Mlc, dernière

La session d’automne 2019 en Mlc vient de reprendre comme d’habitude. Quoique aujourd’hui pour m’adapter à l’arrangement des places, en me décalant pour disposer de l’espace, je rencontre une inadéquation du plancher. Une pente sensible rattrapant une différence de niveau. Petit pois sous le matelas comme dans le conte de fées  pour certains.  Peut-être ? Mais j’aime m’étendre sur un sol plan. Un participant plus fluide dans ses choix,

se déplace pour agrandir l’espace que je partage avec ma voisine. Le cours, un peu retardé, commence tranquillement, chacun se concentre, suit les instructions. La voix de l’animatrice nous conduit dans la détente, la relaxation, les sensations. Pour la deuxième partie d’un exercice, je me tourne vers ma voisine de droite, elle me fait face.

Situation loin de l’idéal. Mon bras lors de l’exercice va rencontrer le sien. « Tiens ,dit l’animatrice d’une manière neutre et détournée,  des bras vont se dire Bonjour. » Etonné, j’analyse la situation et décide de partir en tête-bêche. Sur le champ, je pivote à 180 degré. Voilà ma tête à deux pas de l’animatrice, situation inhabituelle et interpellante.  Déjà sa voix est différente, plus forte. Est-ce que j’ai une oreille différente de l’autre, une gauche, une droite, deux univers différents, une faible, une forte.

Ce petit grain de sable dans l’engrenage des mouvements, semble faire problème. Il m’ouvre des perspectives nouvelles, me distrait de la logique de l’exercice. Mon attention se double, suivre les détails du mouvement demandé, les inversions d’étirement, de respiration qui s’opposent en montant et en descendant les bras, côté gauche, puis coté droit. Est-ce compliqué. Non, c’est voulu pour entrainer à gauche et à droite du corps des différences dans les tensions, à la rencontre des blocages multiples dont je me sais fourré et ce à tous les étages de ma musculature. Détente. Me détendre. Suivre sa voix. Laisser faire mon corps, le laisser s’adapter à la différence, en souplesse pour atteindre un plus grand relâchement.
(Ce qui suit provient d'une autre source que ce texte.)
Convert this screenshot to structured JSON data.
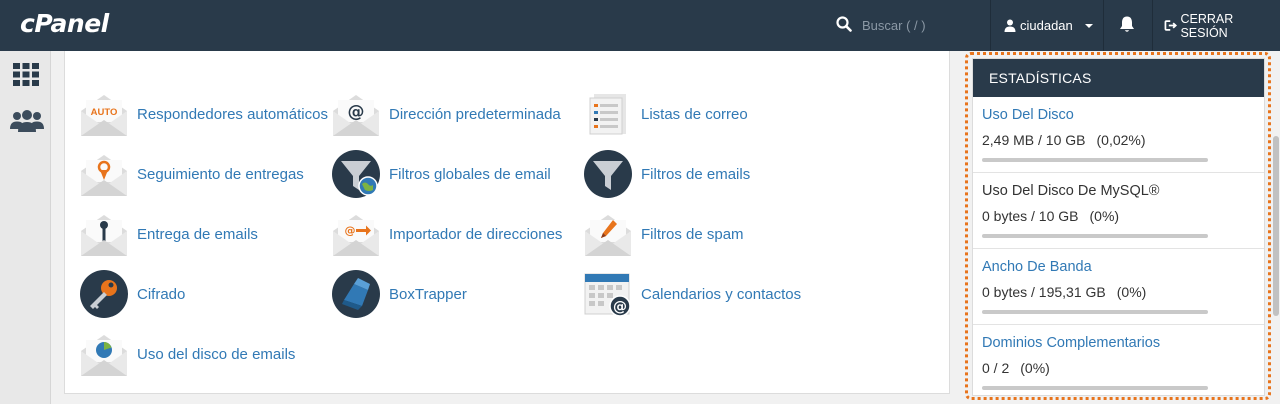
{
  "header": {
    "logo": "cPanel",
    "search_placeholder": "Buscar ( / )",
    "user": "ciudadan",
    "logout": "CERRAR SESIÓN"
  },
  "tools": [
    {
      "label": "Respondedores automáticos",
      "icon": "autoresponder-icon",
      "icon_text": "AUTO"
    },
    {
      "label": "Dirección predeterminada",
      "icon": "default-address-icon"
    },
    {
      "label": "Listas de correo",
      "icon": "mailing-lists-icon"
    },
    {
      "label": "Seguimiento de entregas",
      "icon": "track-delivery-icon"
    },
    {
      "label": "Filtros globales de email",
      "icon": "global-filters-icon"
    },
    {
      "label": "Filtros de emails",
      "icon": "email-filters-icon"
    },
    {
      "label": "Entrega de emails",
      "icon": "email-routing-icon"
    },
    {
      "label": "Importador de direcciones",
      "icon": "address-importer-icon"
    },
    {
      "label": "Filtros de spam",
      "icon": "spam-filters-icon"
    },
    {
      "label": "Cifrado",
      "icon": "encryption-icon"
    },
    {
      "label": "BoxTrapper",
      "icon": "boxtrapper-icon"
    },
    {
      "label": "Calendarios y contactos",
      "icon": "calendars-contacts-icon"
    },
    {
      "label": "Uso del disco de emails",
      "icon": "email-disk-usage-icon"
    }
  ],
  "stats": {
    "title": "ESTADÍSTICAS",
    "items": [
      {
        "title": "Uso Del Disco",
        "value": "2,49 MB / 10 GB",
        "percent": "(0,02%)",
        "fraction": 0.0002,
        "link": true
      },
      {
        "title": "Uso Del Disco De MySQL®",
        "value": "0 bytes / 10 GB",
        "percent": "(0%)",
        "fraction": 0,
        "link": false
      },
      {
        "title": "Ancho De Banda",
        "value": "0 bytes / 195,31 GB",
        "percent": "(0%)",
        "fraction": 0,
        "link": true
      },
      {
        "title": "Dominios Complementarios",
        "value": "0 / 2",
        "percent": "(0%)",
        "fraction": 0,
        "link": true
      }
    ]
  },
  "colors": {
    "topbar": "#293a4a",
    "link": "#3179b5",
    "highlight_outline": "#e8741c"
  }
}
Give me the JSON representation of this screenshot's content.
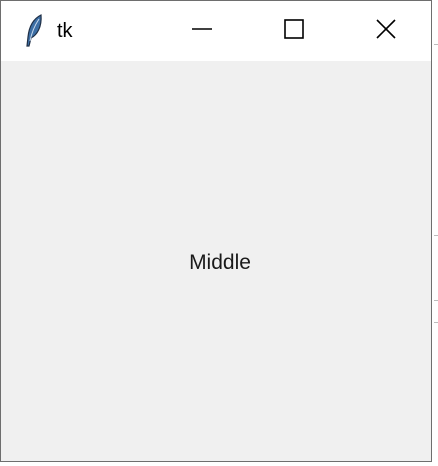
{
  "window": {
    "title": "tk",
    "icon": "tk-feather-icon",
    "controls": {
      "minimize_icon": "minimize-icon",
      "maximize_icon": "maximize-icon",
      "close_icon": "close-icon"
    }
  },
  "content": {
    "label": "Middle"
  },
  "colors": {
    "titlebar": "#ffffff",
    "client_background": "#f0f0f0",
    "border": "#6e6e6e",
    "text": "#1a1a1a"
  }
}
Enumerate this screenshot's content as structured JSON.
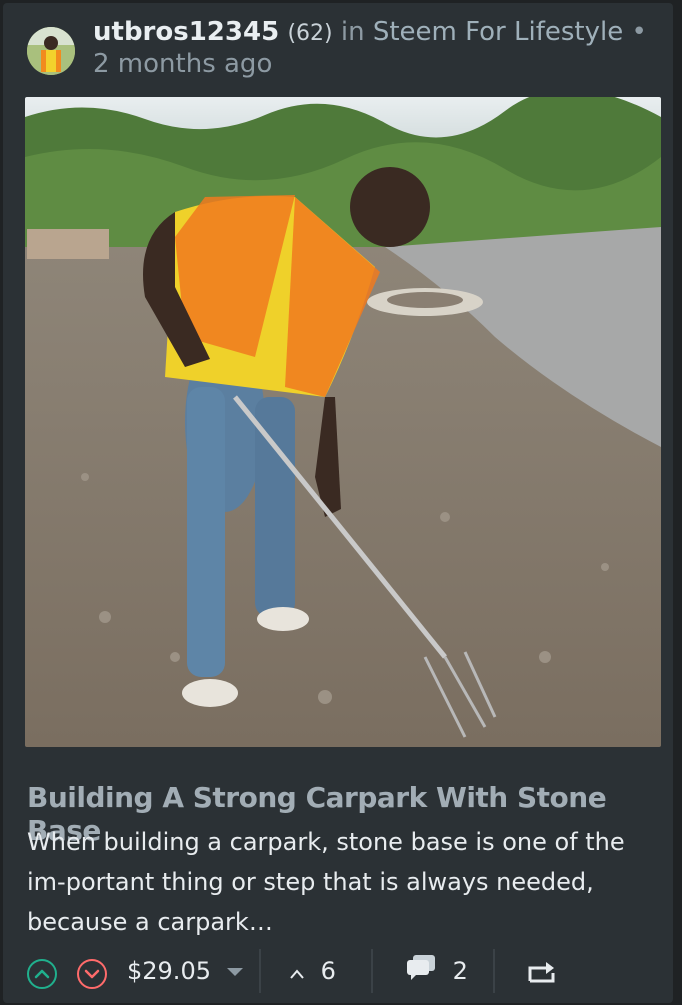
{
  "post": {
    "author": "utbros12345",
    "reputation": "(62)",
    "in_label": "in",
    "community": "Steem For Lifestyle",
    "time_separator": "•",
    "time_ago": "2 months ago",
    "title": "Building A Strong Carpark With Stone Base",
    "excerpt": "When building a carpark, stone base is one of the im-portant thing or step that is always needed, because a carpark…",
    "payout": "$29.05",
    "votes": "6",
    "comments": "2"
  },
  "icons": {
    "upvote": "upvote-icon",
    "downvote": "downvote-icon",
    "payout_dropdown": "caret-down-icon",
    "votes": "chevron-up-icon",
    "comments": "comment-icon",
    "reblog": "reblog-icon"
  },
  "colors": {
    "upvote": "#20b08d",
    "downvote": "#ff6b6b",
    "card_bg": "#2b3135"
  }
}
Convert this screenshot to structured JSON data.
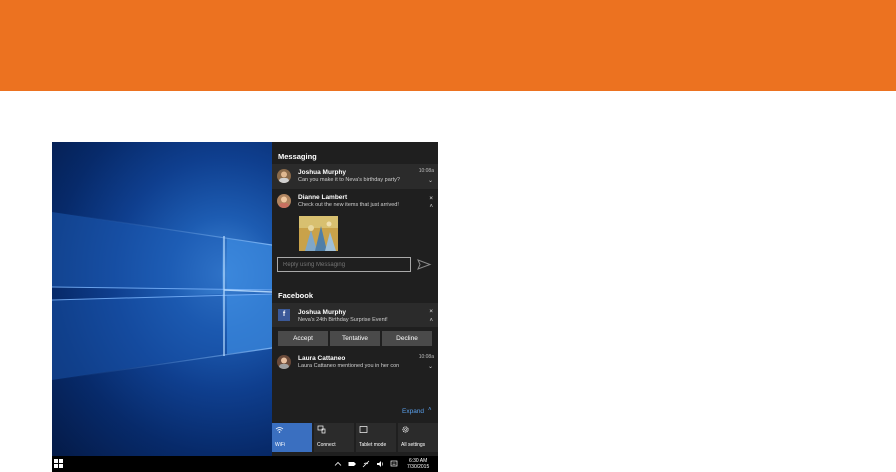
{
  "action_center": {
    "messaging": {
      "title": "Messaging",
      "notifications": [
        {
          "name": "Joshua Murphy",
          "message": "Can you make it to Neva's birthday party?",
          "time": "10:08a"
        },
        {
          "name": "Dianne Lambert",
          "message": "Check out the new items that just arrived!"
        }
      ],
      "reply_placeholder": "Reply using Messaging"
    },
    "facebook": {
      "title": "Facebook",
      "badge": "f",
      "notifications": [
        {
          "name": "Joshua Murphy",
          "message": "Neva's 24th Birthday Surprise Event!"
        },
        {
          "name": "Laura Cattaneo",
          "message": "Laura Cattaneo mentioned you in her con",
          "time": "10:08a"
        }
      ],
      "actions": [
        "Accept",
        "Tentative",
        "Decline"
      ]
    },
    "expand_label": "Expand",
    "quick_actions": [
      {
        "label": "WiFi",
        "icon": "wifi-icon",
        "active": true
      },
      {
        "label": "Connect",
        "icon": "connect-icon",
        "active": false
      },
      {
        "label": "Tablet mode",
        "icon": "tablet-mode-icon",
        "active": false
      },
      {
        "label": "All settings",
        "icon": "gear-icon",
        "active": false
      }
    ]
  },
  "taskbar": {
    "time": "6:30 AM",
    "date": "7/30/2015"
  },
  "colors": {
    "banner": "#ec7220",
    "panel": "#1f1f1f",
    "accent": "#3a6fc0",
    "link": "#5aa0ec"
  }
}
La grosse balle, posée sous le bassin, bien centré, sur laquelle je m’appuie à présent, me semble le point de repère pour annoncer la fin de la séance dans les minutes qui suivent l’exercice. Je m’applique à faire osciller doucement mon bassin de gauche à droite, lentement, doucement. Une perception nouvelle m’envahit, je suis spectateur d’un mouvement nouveau, totalement différent des expériences passées. Ce n’est plus mon mental qui commande selon la même habitude, le mouvement d’oscillation, de gauche à droite, par petite touche en coup de rein, subtilement. Surprise, j’ai introduit la pesanteur, c’est le poids de ma jambe que j’écarte de la verticale qui entraine l’oscillation. Mon mental commande différemment, par l’axe de mes jambes, de 90° à 135 degré, puis retour. Le bassin suit, oscille, par un mouvement symétrique, je l’entraine de l’autre coté.

Surprise et plaisir, je suis en terrain inconnu, j’obtiens in fine un balancement. Mon dos n’agit pas, il est là pesant tranquille, c’est un jeu de jambes.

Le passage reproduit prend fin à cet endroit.